The average person holding a day job is now far better educated than the working journalist. The "day job" holders in the 21st century First World tend to be engineers, technicians, lawyers, doctors or businessmen. They fly airplanes, run corporations, disassemble genetic sequences, write computer programs, build bridges, send spacecraft into interstellar space. Jayson Blair, by contrast, was a college dropout. So when Andrew Gilligan reported this, it just didn't ring true with the "day job" folks.
The location was a central London hotel and the source was waiting as I got there. We'd both been too busy to meet for nearly a year, but there was no sign this would be anything more than a routine get-together... We'd discussed the famous Blair dossier on Iraq's weapons at our previous meeting, a few months before it was published last September. "It's really not very exciting, you know," he'd told me. So what, I asked him now, had changed? "Nothing changed," he said. "Until the week before, it was just like I told you. It was transformed the week before publication, to make it sexier." What do you mean? Can I take notes? "The classic," he said, "was the statement that WMD were ready for use in 45 minutes. One source said it took 45 minutes to launch a missile and that was misinterpreted to mean that WMD could be deployed in 45 minutes. There was no evidence that they had loaded conventional missiles with WMD, or could do so anything like that quickly." I asked him how this transformation happened. The answer was a single word. "Campbell." What? Campbell made it up? "No, it was real information. But it was included against our wishes because it wasn't reliable."

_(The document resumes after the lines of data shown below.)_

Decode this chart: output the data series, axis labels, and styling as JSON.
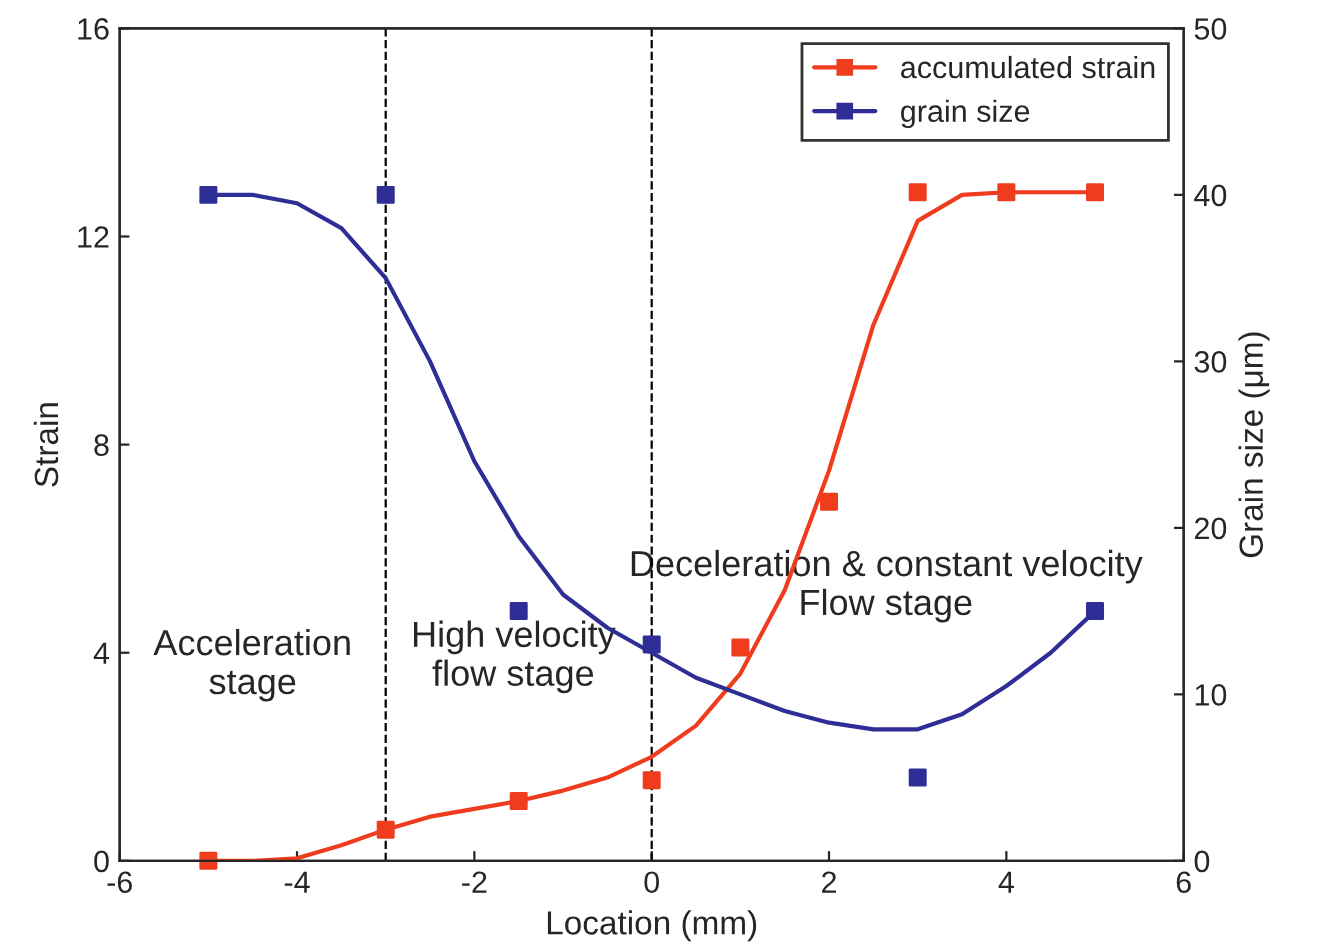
{
  "chart_data": {
    "type": "scatter",
    "xlabel": "Location (mm)",
    "ylabel": "Strain",
    "y2label": "Grain size (μm)",
    "xlim": [
      -6,
      6
    ],
    "xticks": [
      -6,
      -4,
      -2,
      0,
      2,
      4,
      6
    ],
    "ylim": [
      0,
      16
    ],
    "yticks": [
      0,
      4,
      8,
      12,
      16
    ],
    "y2lim": [
      0,
      50
    ],
    "y2ticks": [
      0,
      10,
      20,
      30,
      40,
      50
    ],
    "grid": false,
    "legend": "top right",
    "marker": "square",
    "series": [
      {
        "name": "accumulated strain",
        "color": "#f03c1e",
        "x": [
          -5,
          -3,
          -1.5,
          0,
          1,
          2,
          3,
          4,
          5
        ],
        "values": [
          0.0,
          0.6,
          1.15,
          1.55,
          4.1,
          6.9,
          12.85,
          12.85,
          12.85
        ]
      },
      {
        "name": "grain size",
        "axis": "y2",
        "color": "#2e2e96",
        "x": [
          -5,
          -3,
          -1.5,
          0,
          3,
          5
        ],
        "values": [
          40,
          40,
          15,
          13,
          5,
          15
        ]
      },
      {
        "type": "line",
        "color": "#f03c1e",
        "line_style": "solid",
        "marker": "none",
        "x": [
          -5,
          -4.5,
          -4,
          -3.5,
          -3,
          -2.5,
          -2,
          -1.5,
          -1,
          -0.5,
          0,
          0.5,
          1,
          1.5,
          2,
          2.5,
          3,
          3.5,
          4,
          4.5,
          5
        ],
        "values": [
          0,
          0,
          0.05,
          0.3,
          0.6,
          0.85,
          1.0,
          1.15,
          1.35,
          1.6,
          2.0,
          2.6,
          3.6,
          5.2,
          7.5,
          10.3,
          12.3,
          12.8,
          12.85,
          12.85,
          12.85
        ]
      },
      {
        "type": "line",
        "axis": "y2",
        "color": "#2e2e96",
        "line_style": "solid",
        "marker": "none",
        "x": [
          -5,
          -4.5,
          -4,
          -3.5,
          -3,
          -2.5,
          -2,
          -1.5,
          -1,
          -0.5,
          0,
          0.5,
          1,
          1.5,
          2,
          2.5,
          3,
          3.5,
          4,
          4.5,
          5
        ],
        "values": [
          40,
          40,
          39.5,
          38,
          35,
          30,
          24,
          19.5,
          16,
          14,
          12.5,
          11,
          10,
          9,
          8.3,
          7.9,
          7.9,
          8.8,
          10.5,
          12.5,
          15
        ]
      }
    ],
    "ref_lines": [
      {
        "axis": "x",
        "value": -3,
        "color": "#000000",
        "line_style": "dashed"
      },
      {
        "axis": "x",
        "value": 0,
        "color": "#000000",
        "line_style": "dashed"
      }
    ],
    "annotations": [
      "Acceleration\nstage",
      "High velocity\nflow stage",
      "Deceleration & constant velocity\nFlow stage"
    ]
  }
}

People don't talk like that in real life, in elliptical tones and one-word dramatic cryptograms. No one except journalists imagining themselves to be with spies. This kind of purple prose might have passed muster when college graduates were rarities and the average newspaper reader was a bricklayer. But times have caught up with journalists. Their readers are smarter than they are. Lastly, the sophisticated reader is now an active analyst of the news. It's called blogging. And while not very many of the blogs may be read, each represents an individual attempt to make sense of the world. The journalists had better work on their lying. The old stuff don't cut it no more.